Exploiting 1D exciton-phonon coupling for tunable single photon source with carbon nanotube

Carbon nanotubes have emerged as original nano-emitters for future single-photon sources in the telecom wavelengths [1]. Coupling the nanotube to a micro-cavity brings a invaluable handle to control single-photon emission, regarding the rate, the yield, the directionality and the extraction. All those features are related to the so-called Purcell effect that results from the interaction of a quasi-two-level system with a high Q and low modevolume cavity. Due to the 1D geometry of carbon nanotubes, the coupling to the phonon bath is strongly enhanced resulting in the well-known phonon wings [2,3]. This additional degree of freedom brings a very rich physics that can be exploited to enlarge the bandwidth of the source in view of multiplexing.
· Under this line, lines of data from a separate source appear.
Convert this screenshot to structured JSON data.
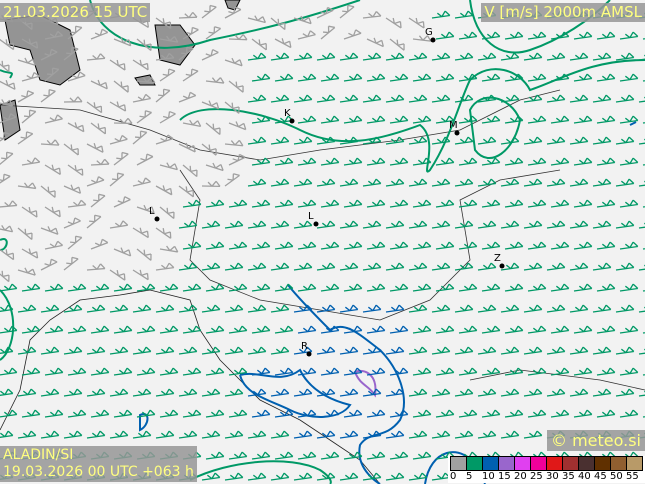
{
  "header": {
    "valid_time": "21.03.2026 15 UTC",
    "parameter": "V [m/s] 2000m AMSL"
  },
  "footer": {
    "model": "ALADIN/SI",
    "run": "19.03.2026 00 UTC +063 h",
    "copyright": "© meteo.si"
  },
  "legend": {
    "ticks": [
      "0",
      "5",
      "10",
      "15",
      "20",
      "25",
      "30",
      "35",
      "40",
      "45",
      "50",
      "55"
    ],
    "colors": [
      "#a0a0a0",
      "#009966",
      "#0060b0",
      "#9966cc",
      "#e040f0",
      "#f0009a",
      "#e01818",
      "#a03030",
      "#4a3030",
      "#603000",
      "#905f30",
      "#b89a68"
    ]
  },
  "cities": [
    {
      "label": "G"
    },
    {
      "label": "K"
    },
    {
      "label": "M"
    },
    {
      "label": "L"
    },
    {
      "label": "L"
    },
    {
      "label": "Z"
    },
    {
      "label": "R"
    }
  ]
}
A consequence of the nonMarkovian decoherence induced by the phonon bath is the asymmetry between the phonon-assisted absorption and emission processes [4]. Using those transitions in the Purcell regime can lead to an enhanced single-photon efficiency above the standard limit imposed by the emitter and cavity intrinsic losses. We developed a widely tunable cavity technique, based on laser-engineered optical fibers to investigate this effect. We measure the singlephoton emission properties both in cw and time-resolved and explain the strong asymmetry of the efficiency with respect to the detuning.